The theory is that cutting taxes for the rich would give them more money to invest and therefore create jobs. The theory does not work in actual practice. Businesses are sitting on $3 trillion in profits, the highest ever, and are not investing because demand is down if not non-existent, savings are up and consumers are not spending. As if more evidence were needed, the Bush tax cuts of 2001 and 2003 yielded the lowest economic growth rate of any eight-year period since World War ll.
President Obama argues that he wants the economy to grow from the middle class out and not from the top down, as Romney proposes. Obama wants to invest in new industries and technology and, for starters, create public sector employment through a jobs bill that he has proposed but Republicans in Congress have blocked. These jobs would include teachers, policemen, firefighters and other public service jobs that have been eliminated by severe financial cutbacks by state and local governments. Others would include public works jobs to rebuild the nation’s crumbling infrastructure. Obama would also penalize corporations that move jobs overseas by eliminating tax breaks.
Obama’s approach, a stimulus by another name, would create immediate purchasing power among the middle class as well as demand for products which would stimulate businesses to invest and create more private sector jobs.
There are those who argue that government should be the employer of last resort. But there are times when government must be the first risk-taker because the private sector is reluctant, timid or otherwise unwilling to take a chance. The auto-industry bailout is a recent example. In today’s business world, everybody wants a government subsidy or guarantee. America is the most socialistic nation on the planet but nobody wants to admit it. Just ask the nation’s five largest banks.
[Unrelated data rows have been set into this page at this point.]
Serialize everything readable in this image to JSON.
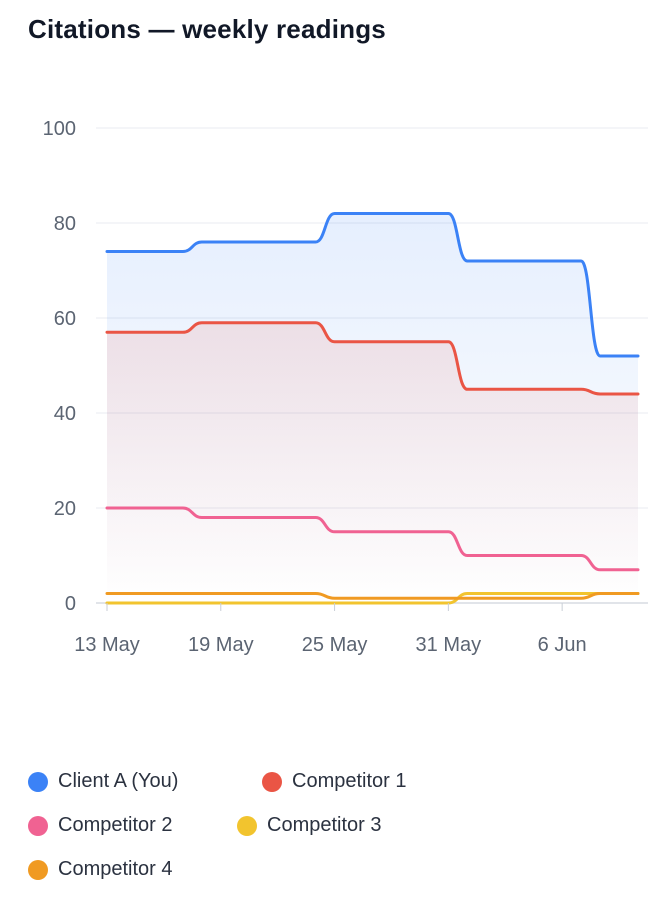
{
  "chart_data": {
    "type": "line",
    "title": "Citations — weekly readings",
    "xlabel": "",
    "ylabel": "",
    "ylim": [
      0,
      100
    ],
    "yticks": [
      "0",
      "20",
      "40",
      "60",
      "80",
      "100"
    ],
    "xticks": [
      {
        "date": "2024-05-13",
        "label": "13 May"
      },
      {
        "date": "2024-05-19",
        "label": "19 May"
      },
      {
        "date": "2024-05-25",
        "label": "25 May"
      },
      {
        "date": "2024-05-31",
        "label": "31 May"
      },
      {
        "date": "2024-06-06",
        "label": "6 Jun"
      }
    ],
    "xlim": [
      "2024-05-13",
      "2024-06-10"
    ],
    "grid": true,
    "legend_position": "bottom",
    "x": [
      "2024-05-13",
      "2024-05-14",
      "2024-05-15",
      "2024-05-16",
      "2024-05-17",
      "2024-05-18",
      "2024-05-19",
      "2024-05-20",
      "2024-05-21",
      "2024-05-22",
      "2024-05-23",
      "2024-05-24",
      "2024-05-25",
      "2024-05-26",
      "2024-05-27",
      "2024-05-28",
      "2024-05-29",
      "2024-05-30",
      "2024-05-31",
      "2024-06-01",
      "2024-06-02",
      "2024-06-03",
      "2024-06-04",
      "2024-06-05",
      "2024-06-06",
      "2024-06-07",
      "2024-06-08",
      "2024-06-09",
      "2024-06-10"
    ],
    "series": [
      {
        "name": "Client A (You)",
        "color": "#3b82f6",
        "fill": true,
        "values": [
          74,
          74,
          74,
          74,
          74,
          76,
          76,
          76,
          76,
          76,
          76,
          76,
          82,
          82,
          82,
          82,
          82,
          82,
          82,
          72,
          72,
          72,
          72,
          72,
          72,
          72,
          52,
          52,
          52
        ]
      },
      {
        "name": "Competitor 1",
        "color": "#ea5545",
        "fill": true,
        "values": [
          57,
          57,
          57,
          57,
          57,
          59,
          59,
          59,
          59,
          59,
          59,
          59,
          55,
          55,
          55,
          55,
          55,
          55,
          55,
          45,
          45,
          45,
          45,
          45,
          45,
          45,
          44,
          44,
          44
        ]
      },
      {
        "name": "Competitor 2",
        "color": "#f06292",
        "fill": false,
        "values": [
          20,
          20,
          20,
          20,
          20,
          18,
          18,
          18,
          18,
          18,
          18,
          18,
          15,
          15,
          15,
          15,
          15,
          15,
          15,
          10,
          10,
          10,
          10,
          10,
          10,
          10,
          7,
          7,
          7
        ]
      },
      {
        "name": "Competitor 3",
        "color": "#f2c42e",
        "fill": false,
        "values": [
          0,
          0,
          0,
          0,
          0,
          0,
          0,
          0,
          0,
          0,
          0,
          0,
          0,
          0,
          0,
          0,
          0,
          0,
          0,
          2,
          2,
          2,
          2,
          2,
          2,
          2,
          2,
          2,
          2
        ]
      },
      {
        "name": "Competitor 4",
        "color": "#f09a22",
        "fill": false,
        "values": [
          2,
          2,
          2,
          2,
          2,
          2,
          2,
          2,
          2,
          2,
          2,
          2,
          1,
          1,
          1,
          1,
          1,
          1,
          1,
          1,
          1,
          1,
          1,
          1,
          1,
          1,
          2,
          2,
          2
        ]
      }
    ]
  }
}
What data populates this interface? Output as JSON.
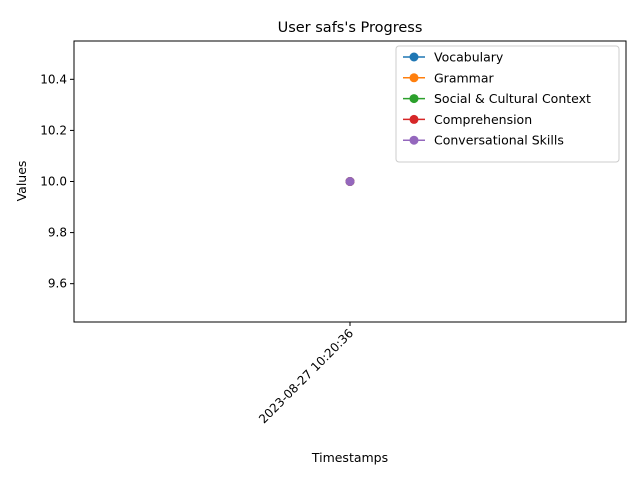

But products are so good right now that Americans have little need to replace anything except out of boredom with what they have. A refrigerator, no matter where it’s made, lasts about 20 years. A decent stove lasts even longer. Ditto a microwave. Toaster ovens, if kept de-greased, are forever. TV sets rarely blow. And the only reason to buy a new set is to upgrade to a bigger screen. The garment industry is kaput. Casual Fridays have morphed into permanent dress-down and no guy, except for a few dandies, even thinks of wearing a tie anymore in a culture where denim and khaki dominate. We’ve exhausted our need for stuff.
There’s way out of this economic mess, though, and that is a return to planned obsolescence as a way of stimulating a rebirth of manufacturing. The electronics gadget industry is the first to catch on. Each new iPhone, iPad, Kindle and computer essentially does nothing more than the last issue. They may be a little quicker, brighter, slimmer and slicker than their immediate predecessors but their innards and functions are the same. Their planned obsolescence arrives just in time for Christmas shoppers and lined-up gadgeteers who insist on having the latest models of electronic toys as soon as they arrive in the showcase. Build it to self-destruct and they will come. That’s the American way.